4.6. Comparison with Extended Kalman Filter (EKF) Method
To further demonstrate the advantage of the proposed observer, the estimation results were compared with that calculated by another well used algorithm, the extended Kalman filter (EKF). Details about EKF can be found in References [
19,
20,
21,
22]. The parameters used in EKF method are listed in
Table 8. In
Table 8,
P0,
Q and
R represent initialized state covariance, process noise covariance and measurement noise covariance, respectively. The West Virginia Suburban Driving Schedule (WVUSUB) test was applied in this experiment. Its current profile is shown in
Figure 19.
Here, we mainly focus on three aspects of the algorithms, estimation accuracy, computation cost, and convergence rate. In this test, the program running time for each algorithm was recorded to reflect the computation costs of the algorithms. Further, the time for SOC estimation error to converge to 3% for the first time was recorded to evaluate the convergence performance of the algorithms. First, the initial SOC estimation error was set to 0, and the SOC estimation results are shown in
Figure 20 and
Table 9. In
Figure 20a, the blue dotted line is the reference SOC. The red solid line and green dash-dotted line represent the ones calculated by the proposed observer and EKF methods, respectively.

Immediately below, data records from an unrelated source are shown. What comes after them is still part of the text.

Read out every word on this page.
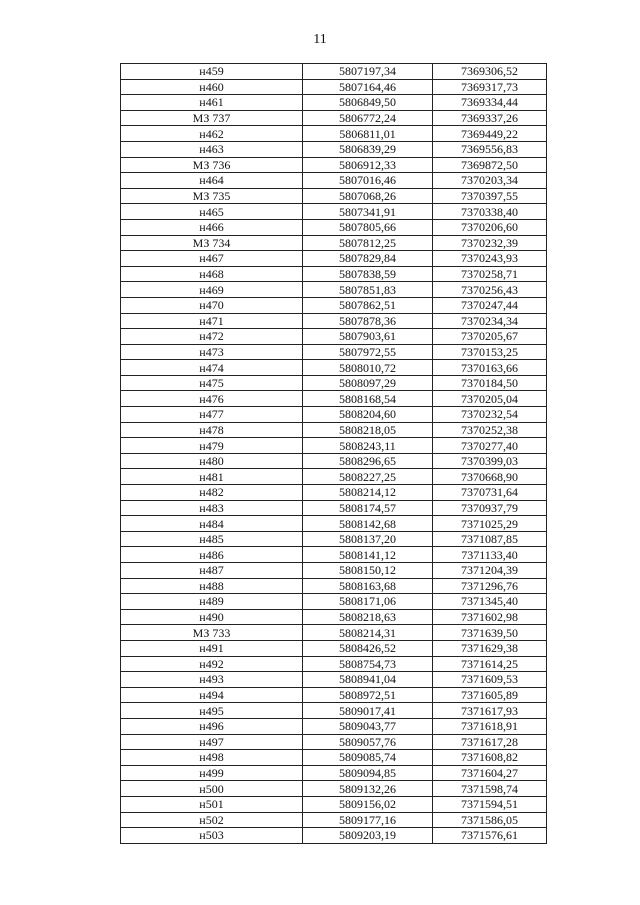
11
н459	5807197,34	7369306,52
н460	5807164,46	7369317,73
н461	5806849,50	7369334,44
МЗ 737	5806772,24	7369337,26
н462	5806811,01	7369449,22
н463	5806839,29	7369556,83
МЗ 736	5806912,33	7369872,50
н464	5807016,46	7370203,34
МЗ 735	5807068,26	7370397,55
н465	5807341,91	7370338,40
н466	5807805,66	7370206,60
МЗ 734	5807812,25	7370232,39
н467	5807829,84	7370243,93
н468	5807838,59	7370258,71
н469	5807851,83	7370256,43
н470	5807862,51	7370247,44
н471	5807878,36	7370234,34
н472	5807903,61	7370205,67
н473	5807972,55	7370153,25
н474	5808010,72	7370163,66
н475	5808097,29	7370184,50
н476	5808168,54	7370205,04
н477	5808204,60	7370232,54
н478	5808218,05	7370252,38
н479	5808243,11	7370277,40
н480	5808296,65	7370399,03
н481	5808227,25	7370668,90
н482	5808214,12	7370731,64
н483	5808174,57	7370937,79
н484	5808142,68	7371025,29
н485	5808137,20	7371087,85
н486	5808141,12	7371133,40
н487	5808150,12	7371204,39
н488	5808163,68	7371296,76
н489	5808171,06	7371345,40
н490	5808218,63	7371602,98
МЗ 733	5808214,31	7371639,50
н491	5808426,52	7371629,38
н492	5808754,73	7371614,25
н493	5808941,04	7371609,53
н494	5808972,51	7371605,89
н495	5809017,41	7371617,93
н496	5809043,77	7371618,91
н497	5809057,76	7371617,28
н498	5809085,74	7371608,82
н499	5809094,85	7371604,27
н500	5809132,26	7371598,74
н501	5809156,02	7371594,51
н502	5809177,16	7371586,05
н503	5809203,19	7371576,61
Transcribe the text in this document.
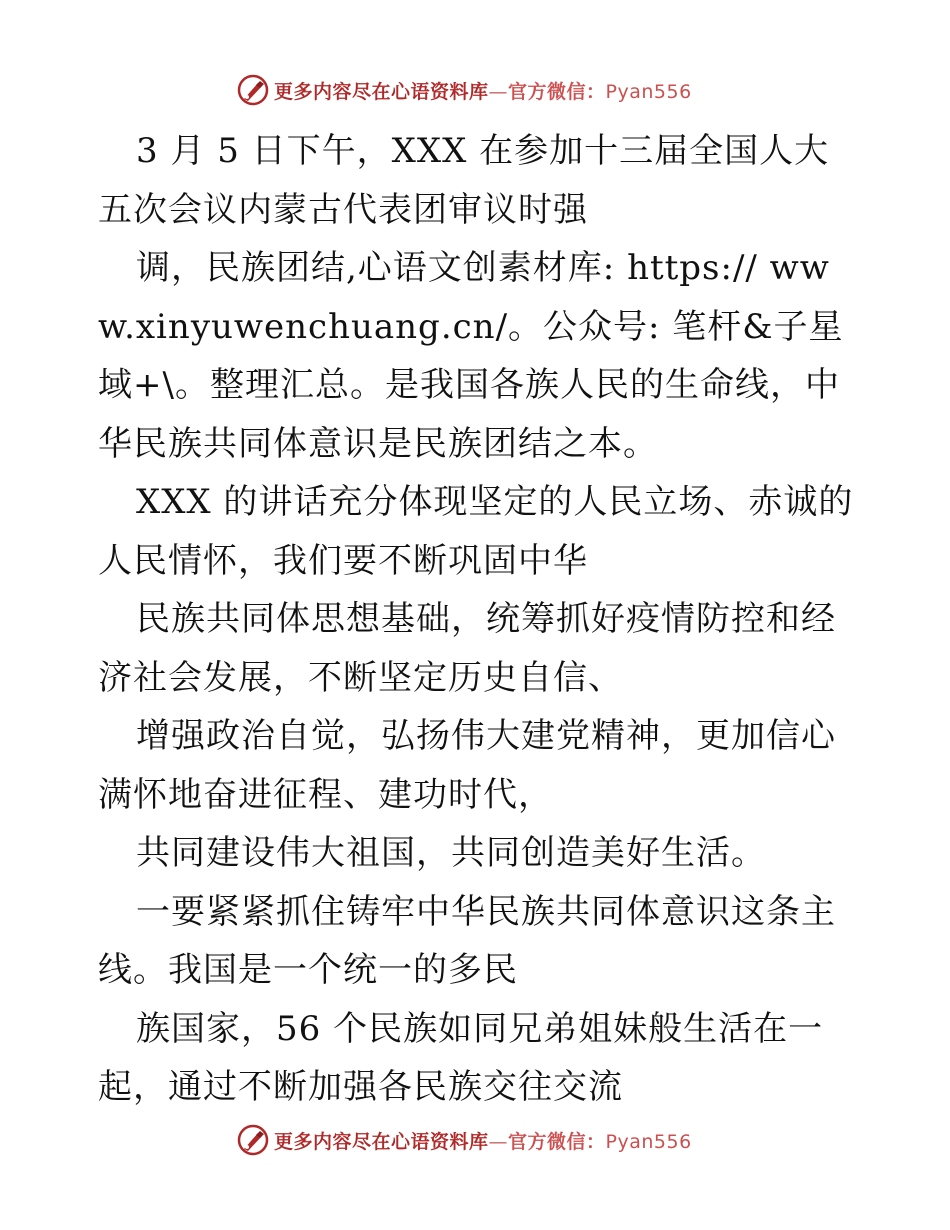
更多内容尽在心语资料库—官方微信：Pyan556

3 月 5 日下午，XXX 在参加十三届全国人大五次会议内蒙古代表团审议时强

调，民族团结,心语文创素材库: https:// www.xinyuwenchuang.cn/。公众号: 笔杆&子星域+\。整理汇总。是我国各族人民的生命线，中华民族共同体意识是民族团结之本。

XXX 的讲话充分体现坚定的人民立场、赤诚的人民情怀，我们要不断巩固中华

民族共同体思想基础，统筹抓好疫情防控和经济社会发展，不断坚定历史自信、

增强政治自觉，弘扬伟大建党精神，更加信心满怀地奋进征程、建功时代，

共同建设伟大祖国，共同创造美好生活。

一要紧紧抓住铸牢中华民族共同体意识这条主线。我国是一个统一的多民

族国家，56 个民族如同兄弟姐妹般生活在一起，通过不断加强各民族交往交流

更多内容尽在心语资料库—官方微信：Pyan556
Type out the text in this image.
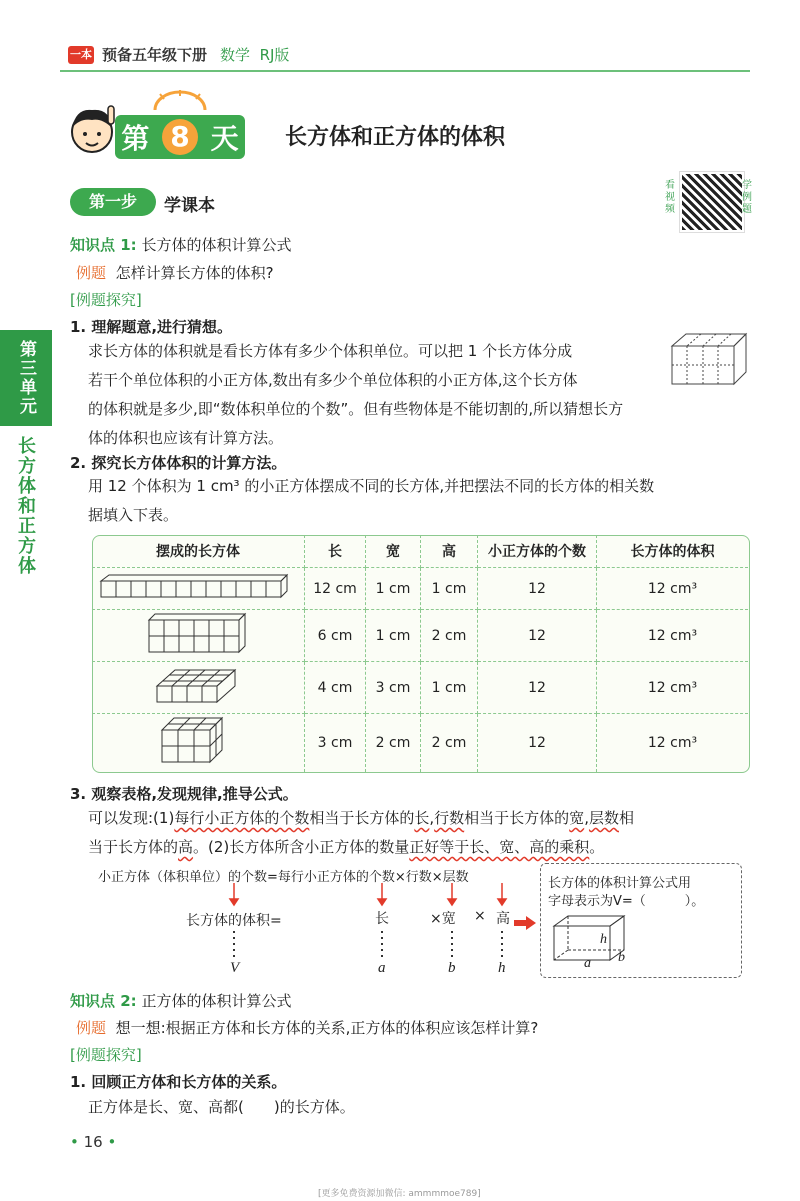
一本 预备五年级下册 数学 RJ版
第 8 天 长方体和正方体的体积
第一步	学课本
看视频
学例题
第三单元
长方体和正方体
知识点 1: 长方体的体积计算公式
例题 怎样计算长方体的体积?
[例题探究]
1. 理解题意,进行猜想。
求长方体的体积就是看长方体有多少个体积单位。可以把 1 个长方体分成
若干个单位体积的小正方体,数出有多少个单位体积的小正方体,这个长方体
的体积就是多少,即“数体积单位的个数”。但有些物体是不能切割的,所以猜想长方
体的体积也应该有计算方法。
2. 探究长方体体积的计算方法。
用 12 个体积为 1 cm³ 的小正方体摆成不同的长方体,并把摆法不同的长方体的相关数
据填入下表。
摆成的长方体	长	宽	高	小正方体的个数	长方体的体积
	12 cm	1 cm	1 cm	12	12 cm³
	6 cm	1 cm	2 cm	12	12 cm³
	4 cm	3 cm	1 cm	12	12 cm³
	3 cm	2 cm	2 cm	12	12 cm³
3. 观察表格,发现规律,推导公式。
可以发现:(1)每行小正方体的个数相当于长方体的长,行数相当于长方体的宽,层数相
当于长方体的高。(2)长方体所含小正方体的数量正好等于长、宽、高的乘积。
小正方体（体积单位）的个数=每行小正方体的个数×行数×层数
长方体的体积=	长	×宽 × 高
V	a	b	h
长方体的体积计算公式用
字母表示为V=（　　　）。
h
a b
知识点 2: 正方体的体积计算公式
例题 想一想:根据正方体和长方体的关系,正方体的体积应该怎样计算?
[例题探究]
1. 回顾正方体和长方体的关系。
正方体是长、宽、高都(　　)的长方体。
• 16 •
[更多免费资源加微信: ammmmoe789]
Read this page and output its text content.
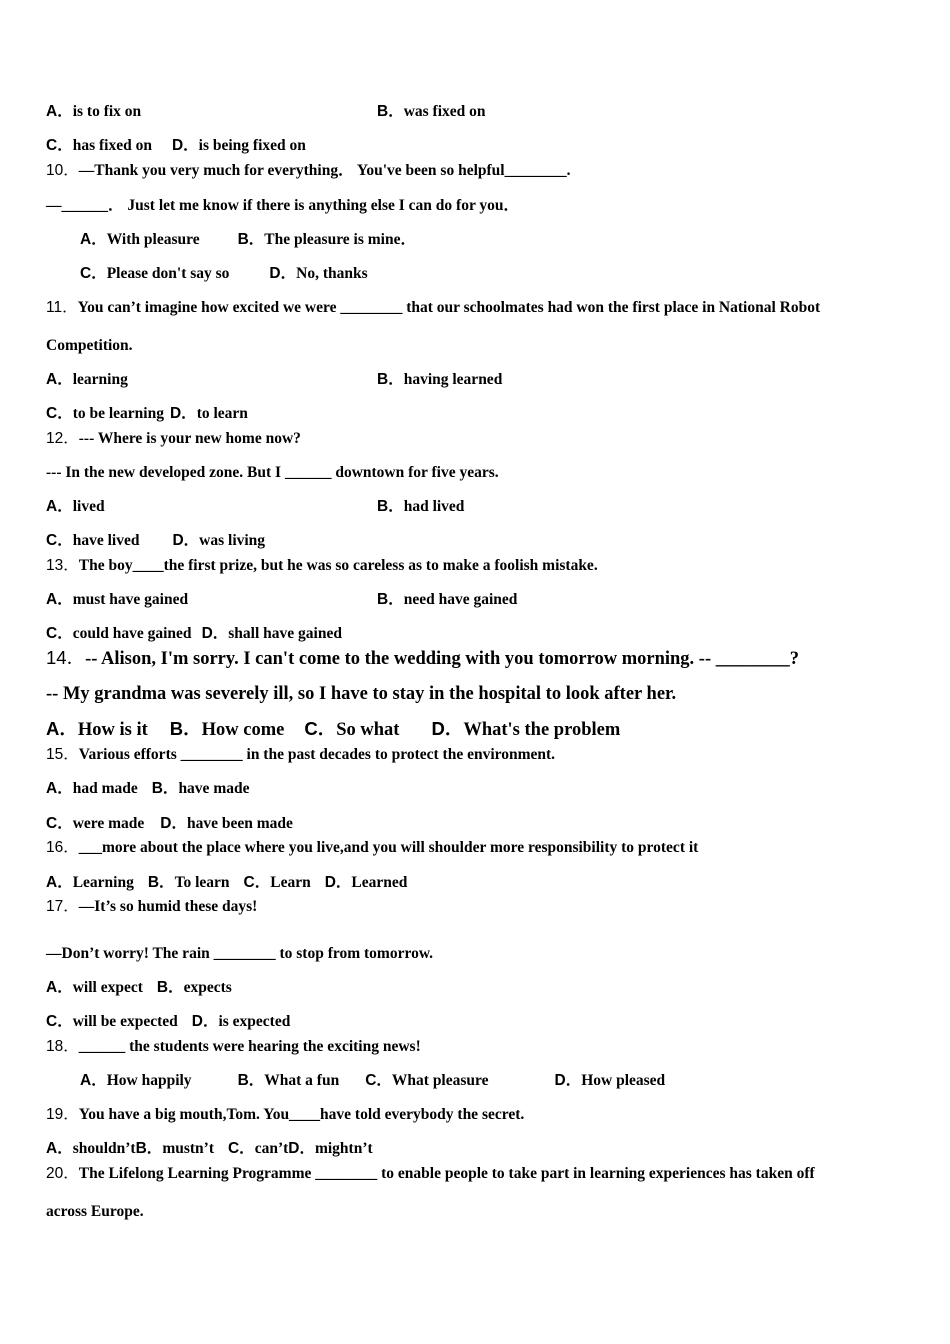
A．is to fix on	B．was fixed on
C．has fixed on D．is being fixed on
10．—Thank you very much for everything． You've been so helpful________.
—______． Just let me know if there is anything else I can do for you．
A．With pleasure B．The pleasure is mine．
C．Please don't say so	D．No, thanks
11．You can’t imagine how excited we were ________ that our schoolmates had won the first place in National Robot
Competition.
A．learning	B．having learned
C．to be learning D．to learn
12．--- Where is your new home now?
--- In the new developed zone. But I ______ downtown for five years.
A．lived	B．had lived
C．have lived D．was living
13．The boy____the first prize, but he was so careless as to make a foolish mistake.
A．must have gained	B．need have gained
C．could have gained D．shall have gained
14．-- Alison, I'm sorry. I can't come to the wedding with you tomorrow morning. -- ________?
-- My grandma was severely ill, so I have to stay in the hospital to look after her.
A．How is it B．How come C．So what D．What's the problem
15．Various efforts ________ in the past decades to protect the environment.
A．had made B．have made
C．were made D．have been made
16．___more about the place where you live,and you will shoulder more responsibility to protect it
A．Learning B．To learn C．Learn D．Learned
17．—It’s so humid these days!
—Don’t worry! The rain ________ to stop from tomorrow.
A．will expect B．expects
C．will be expected D．is expected
18．______ the students were hearing the exciting news!
A．How happily	B．What a fun C．What pleasure	D．How pleased
19．You have a big mouth,Tom. You____have told everybody the secret.
A．shouldn’tB．mustn’t C．can’tD．mightn’t
20．The Lifelong Learning Programme ________ to enable people to take part in learning experiences has taken off
across Europe.
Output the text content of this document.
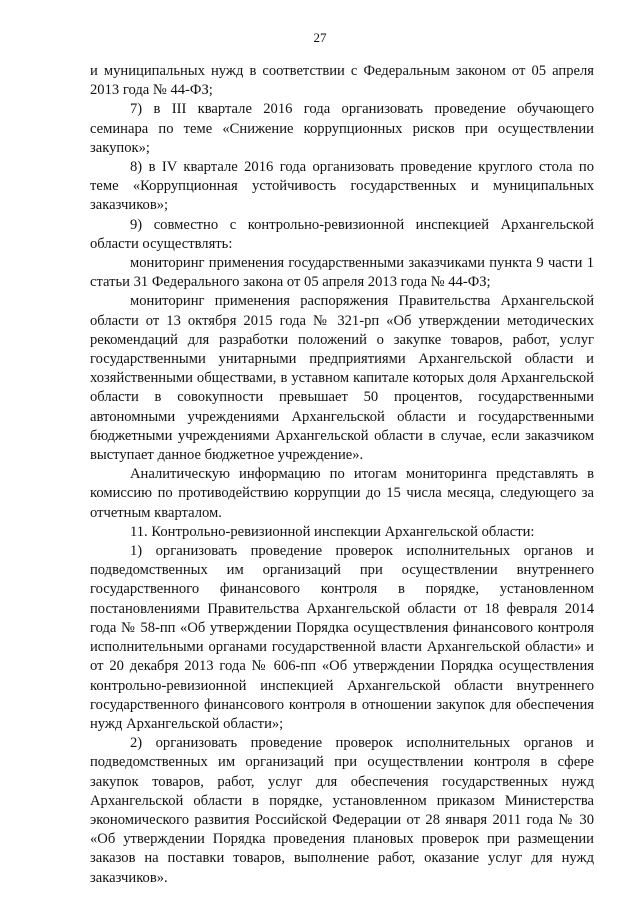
27

и муниципальных нужд в соответствии с Федеральным законом от 05 апреля 2013 года № 44-ФЗ;

7) в III квартале 2016 года организовать проведение обучающего семинара по теме «Снижение коррупционных рисков при осуществлении закупок»;

8) в IV квартале 2016 года организовать проведение круглого стола по теме «Коррупционная устойчивость государственных и муниципальных заказчиков»;

9) совместно с контрольно-ревизионной инспекцией Архангельской области осуществлять:

мониторинг применения государственными заказчиками пункта 9 части 1 статьи 31 Федерального закона от 05 апреля 2013 года № 44-ФЗ;

мониторинг применения распоряжения Правительства Архангельской области от 13 октября 2015 года № 321-рп «Об утверждении методических рекомендаций для разработки положений о закупке товаров, работ, услуг государственными унитарными предприятиями Архангельской области и хозяйственными обществами, в уставном капитале которых доля Архангельской области в совокупности превышает 50 процентов, государственными автономными учреждениями Архангельской области и государственными бюджетными учреждениями Архангельской области в случае, если заказчиком выступает данное бюджетное учреждение».

Аналитическую информацию по итогам мониторинга представлять в комиссию по противодействию коррупции до 15 числа месяца, следующего за отчетным кварталом.

11. Контрольно-ревизионной инспекции Архангельской области:

1) организовать проведение проверок исполнительных органов и подведомственных им организаций при осуществлении внутреннего государственного финансового контроля в порядке, установленном постановлениями Правительства Архангельской области от 18 февраля 2014 года № 58-пп «Об утверждении Порядка осуществления финансового контроля исполнительными органами государственной власти Архангельской области» и от 20 декабря 2013 года № 606-пп «Об утверждении Порядка осуществления контрольно-ревизионной инспекцией Архангельской области внутреннего государственного финансового контроля в отношении закупок для обеспечения нужд Архангельской области»;

2) организовать проведение проверок исполнительных органов и подведомственных им организаций при осуществлении контроля в сфере закупок товаров, работ, услуг для обеспечения государственных нужд Архангельской области в порядке, установленном приказом Министерства экономического развития Российской Федерации от 28 января 2011 года № 30 «Об утверждении Порядка проведения плановых проверок при размещении заказов на поставки товаров, выполнение работ, оказание услуг для нужд заказчиков».
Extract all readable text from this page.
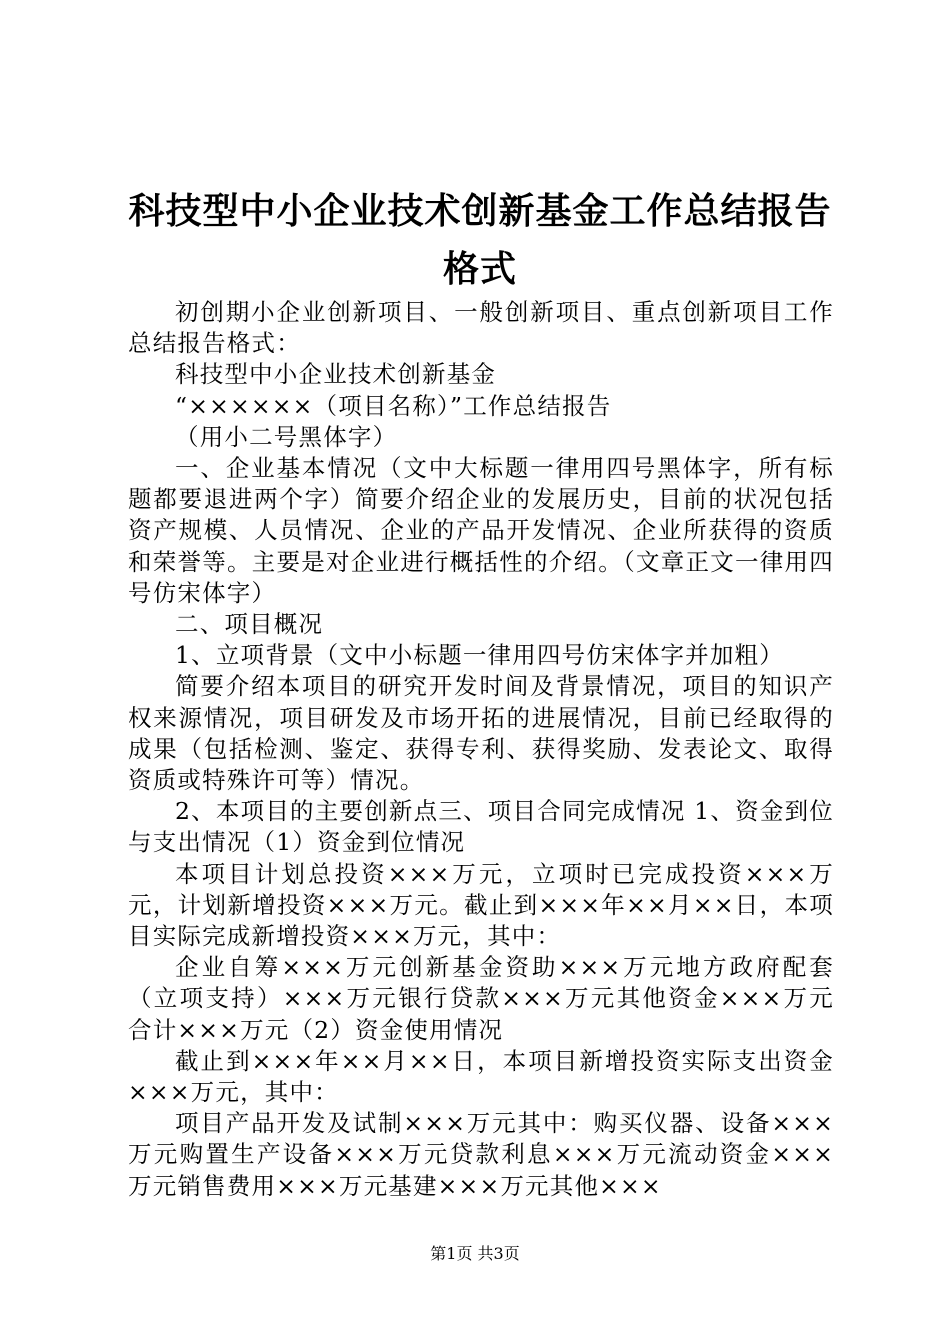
科技型中小企业技术创新基金工作总结报告格式

初创期小企业创新项目、一般创新项目、重点创新项目工作总结报告格式：

科技型中小企业技术创新基金

“××××××（项目名称）”工作总结报告

（用小二号黑体字）

一、企业基本情况（文中大标题一律用四号黑体字，所有标题都要退进两个字）简要介绍企业的发展历史，目前的状况包括资产规模、人员情况、企业的产品开发情况、企业所获得的资质和荣誉等。主要是对企业进行概括性的介绍。（文章正文一律用四号仿宋体字）

二、项目概况

1、立项背景（文中小标题一律用四号仿宋体字并加粗）

简要介绍本项目的研究开发时间及背景情况，项目的知识产权来源情况，项目研发及市场开拓的进展情况，目前已经取得的成果（包括检测、鉴定、获得专利、获得奖励、发表论文、取得资质或特殊许可等）情况。

2、本项目的主要创新点三、项目合同完成情况 1、资金到位与支出情况（1）资金到位情况

本项目计划总投资×××万元，立项时已完成投资×××万元，计划新增投资×××万元。截止到×××年××月××日，本项目实际完成新增投资×××万元，其中：

企业自筹×××万元创新基金资助×××万元地方政府配套（立项支持）×××万元银行贷款×××万元其他资金×××万元合计×××万元（2）资金使用情况

截止到×××年××月××日，本项目新增投资实际支出资金×××万元，其中：

项目产品开发及试制×××万元其中：购买仪器、设备×××万元购置生产设备×××万元贷款利息×××万元流动资金×××万元销售费用×××万元基建×××万元其他×××

第1页 共3页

Figure 20b displays the SOC estimation error. From the results, it is clear that the proposed observer has a notably lower computation cost than the EKF method. Further, the estimation accuracy of the proposed observer is higher than that of EKF method. Second, in order to compare the convergence performance of the algorithms, the initial SOC was set to 0.8—thus, the initial SOC estimation error is 0.2. The estimation results are shown in
Figure 21 and
Table 10.
From
Figure 21 and
Table 10 we can see that, under the WVUSUB condition, the time that takes the proposed observer to converge to 3% error boundary is 28 s, compared to 117 s for the EKF method. It is clear that the proposed observer has a much faster convergence rate than the EKF method.